Five-year-old cancer survivor inspires with #Love4Salma
In March 2014, the Richani family was vacationing in Miami from their native Venezuela when then 4-year-old Salma had trouble walking and complained of severe back pain. Her parents, Dr. Kaled Richani and Elizabeth Richani, brought her to the emergency room at Holtz Children’s Hospital at the University of Miami/Jackson Memorial Medical Center.
After several tests, they received the worst news of their lives: Salma had neuroblastoma, a rare type of cancer that affects the nervous system in young children.
“As a family we felt vulnerable, lost, and horrified that our little princess was in danger,” said Salma’s father, Kaled. “The news was devastating because of the uncertainty of not knowing what would be her future.”
Since then, Salma has courageously battled the disease – undergoing dozens of hospitalizations, multiple rounds of chemotherapy, and a stem cell transplant at Holtz Children’s. Through it all, she’s always remained in great spirits with a positive outlook.
“At Jackson, we discovered a home. Salma’s physicians became our friends, but our greatest strength came from the nurses who always had patience and affection when treating our daughter,” Kaled said. “They gave us that peace of mind we sought.”
Throughout Salma’s treatment, her family was always by her side. Her father would wake her up every morning with music, something that always made her smile.
Salma’s parents recorded a video of their daughter singing and dancing to her favorite song, “Volví a Nacer” – “I am reborn” – by Colombian superstar, Carlos Vives. The video went viral and was shared by thousands on the Internet. It even caught the attention of Vives. The singer visited Salma at Holtz Children’s and invited her to attend one of his concerts, in which she was astounded when he asked her on stage to sing with him.

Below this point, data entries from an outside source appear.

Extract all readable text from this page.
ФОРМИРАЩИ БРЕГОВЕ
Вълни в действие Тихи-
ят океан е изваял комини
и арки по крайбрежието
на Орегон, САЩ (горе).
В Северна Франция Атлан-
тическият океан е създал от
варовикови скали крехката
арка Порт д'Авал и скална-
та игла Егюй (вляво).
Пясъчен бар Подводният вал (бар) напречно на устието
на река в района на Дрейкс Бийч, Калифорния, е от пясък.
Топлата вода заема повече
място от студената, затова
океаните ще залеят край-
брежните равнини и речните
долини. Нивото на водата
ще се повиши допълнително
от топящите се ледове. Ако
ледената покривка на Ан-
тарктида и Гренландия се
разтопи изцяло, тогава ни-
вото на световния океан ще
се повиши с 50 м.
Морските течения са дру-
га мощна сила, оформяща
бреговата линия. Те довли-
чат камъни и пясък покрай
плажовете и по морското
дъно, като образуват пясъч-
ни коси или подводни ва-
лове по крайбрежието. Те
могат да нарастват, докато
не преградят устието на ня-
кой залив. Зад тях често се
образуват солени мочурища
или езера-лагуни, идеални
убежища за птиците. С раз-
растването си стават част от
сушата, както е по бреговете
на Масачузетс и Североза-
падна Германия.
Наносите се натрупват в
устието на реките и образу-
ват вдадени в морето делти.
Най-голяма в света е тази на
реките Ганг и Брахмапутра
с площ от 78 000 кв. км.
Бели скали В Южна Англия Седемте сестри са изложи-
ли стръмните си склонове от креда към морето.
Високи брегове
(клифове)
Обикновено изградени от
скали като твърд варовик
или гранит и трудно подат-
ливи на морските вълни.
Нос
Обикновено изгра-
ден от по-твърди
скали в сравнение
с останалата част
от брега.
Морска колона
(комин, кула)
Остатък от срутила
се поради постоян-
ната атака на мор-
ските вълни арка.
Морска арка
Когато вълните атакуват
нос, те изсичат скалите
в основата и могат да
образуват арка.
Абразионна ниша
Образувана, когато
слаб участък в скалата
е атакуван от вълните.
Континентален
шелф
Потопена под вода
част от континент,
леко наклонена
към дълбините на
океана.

Salma captivated the hearts of all those who crossed her path. She also received countless messages through social media using the hashtag, #Love4Salma.

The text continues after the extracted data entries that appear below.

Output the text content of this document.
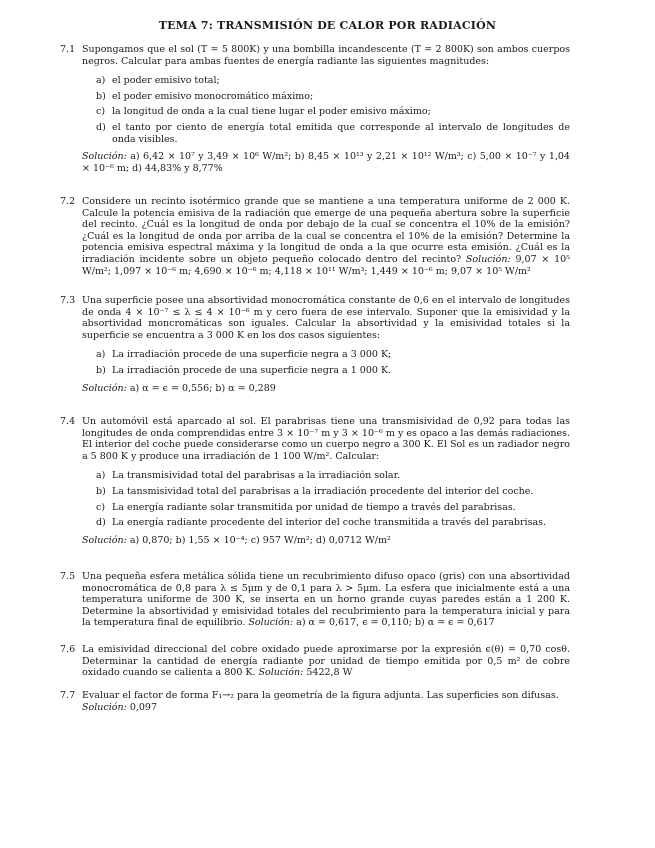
TEMA 7: TRANSMISIÓN DE CALOR POR RADIACIÓN
7.1 Supongamos que el sol (T = 5 800K) y una bombilla incandescente (T = 2 800K) son ambos cuerpos negros. Calcular para ambas fuentes de energía radiante las siguientes magnitudes:
a) el poder emisivo total;
b) el poder emisivo monocromático máximo;
c) la longitud de onda a la cual tiene lugar el poder emisivo máximo;
d) el tanto por ciento de energía total emitida que corresponde al intervalo de longitudes de onda visibles.
Solución: a) 6,42 × 10⁷ y 3,49 × 10⁶ W/m²; b) 8,45 × 10¹³ y 2,21 × 10¹² W/m³; c) 5,00 × 10⁻⁷ y 1,04 × 10⁻⁶ m; d) 44,83% y 8,77%
7.2 Considere un recinto isotérmico grande que se mantiene a una temperatura uniforme de 2 000 K. Calcule la potencia emisiva de la radiación que emerge de una pequeña abertura sobre la superficie del recinto. ¿Cuál es la longitud de onda por debajo de la cual se concentra el 10% de la emisión?¿Cuál es la longitud de onda por arriba de la cual se concentra el 10% de la emisión? Determine la potencia emisiva espectral máxima y la longitud de onda a la que ocurre esta emisión. ¿Cuál es la irradiación incidente sobre un objeto pequeño colocado dentro del recinto? Solución: 9,07 × 10⁵ W/m²; 1,097 × 10⁻⁶ m; 4,690 × 10⁻⁶ m; 4,118 × 10¹¹ W/m³; 1,449 × 10⁻⁶ m; 9,07 × 10⁵ W/m²
7.3 Una superficie posee una absortividad monocromática constante de 0,6 en el intervalo de longitudes de onda 4 × 10⁻⁷ ≤ λ ≤ 4 × 10⁻⁶ m y cero fuera de ese intervalo. Suponer que la emisividad y la absortividad moncromáticas son iguales. Calcular la absortividad y la emisividad totales si la superficie se encuentra a 3 000 K en los dos casos siguientes:
a) La irradiación procede de una superficie negra a 3 000 K;
b) La irradiación procede de una superficie negra a 1 000 K.
Solución: a) α = ϵ = 0,556; b) α = 0,289
7.4 Un automóvil está aparcado al sol. El parabrisas tiene una transmisividad de 0,92 para todas las longitudes de onda comprendidas entre 3 × 10⁻⁷ m y 3 × 10⁻⁶ m y es opaco a las demás radiaciones. El interior del coche puede considerarse como un cuerpo negro a 300 K. El Sol es un radiador negro a 5 800 K y produce una irradiación de 1 100 W/m². Calcular:
a) La transmisividad total del parabrisas a la irradiación solar.
b) La tansmisividad total del parabrisas a la irradiación procedente del interior del coche.
c) La energía radiante solar transmitida por unidad de tiempo a través del parabrisas.
d) La energía radiante procedente del interior del coche transmitida a través del parabrisas.
Solución: a) 0,870; b) 1,55 × 10⁻⁴; c) 957 W/m²; d) 0,0712 W/m²
7.5 Una pequeña esfera metálica sólida tiene un recubrimiento difuso opaco (gris) con una absortividad monocromática de 0,8 para λ ≤ 5μm y de 0,1 para λ > 5μm. La esfera que inicialmente está a una temperatura uniforme de 300 K, se inserta en un horno grande cuyas paredes están a 1 200 K. Determine la absortividad y emisividad totales del recubrimiento para la temperatura inicial y para la temperatura final de equilibrio. Solución: a) α = 0,617, ϵ = 0,110; b) α = ϵ = 0,617
7.6 La emisividad direccional del cobre oxidado puede aproximarse por la expresión ϵ(θ) = 0,70 cosθ. Determinar la cantidad de energía radiante por unidad de tiempo emitida por 0,5 m² de cobre oxidado cuando se calienta a 800 K. Solución: 5422,8 W
7.7 Evaluar el factor de forma F₁→₂ para la geometría de la figura adjunta. Las superficies son difusas.
Solución: 0,097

As Salma completed her last round of treatment, her parents planned a surprise flash mob to greet her as soon as she left the hospital. Nearly 100 people participated, including members of the local community, Salma’s caregivers from Holtz Children’s, her family, and friends.
“I wanted to show her with this token of love that she would not return to the hospital to sleep, that there were no more immunotherapies, transplant operations, everything was over,” Kaled said. “Coming to the end of her hospitalization was a great victory.”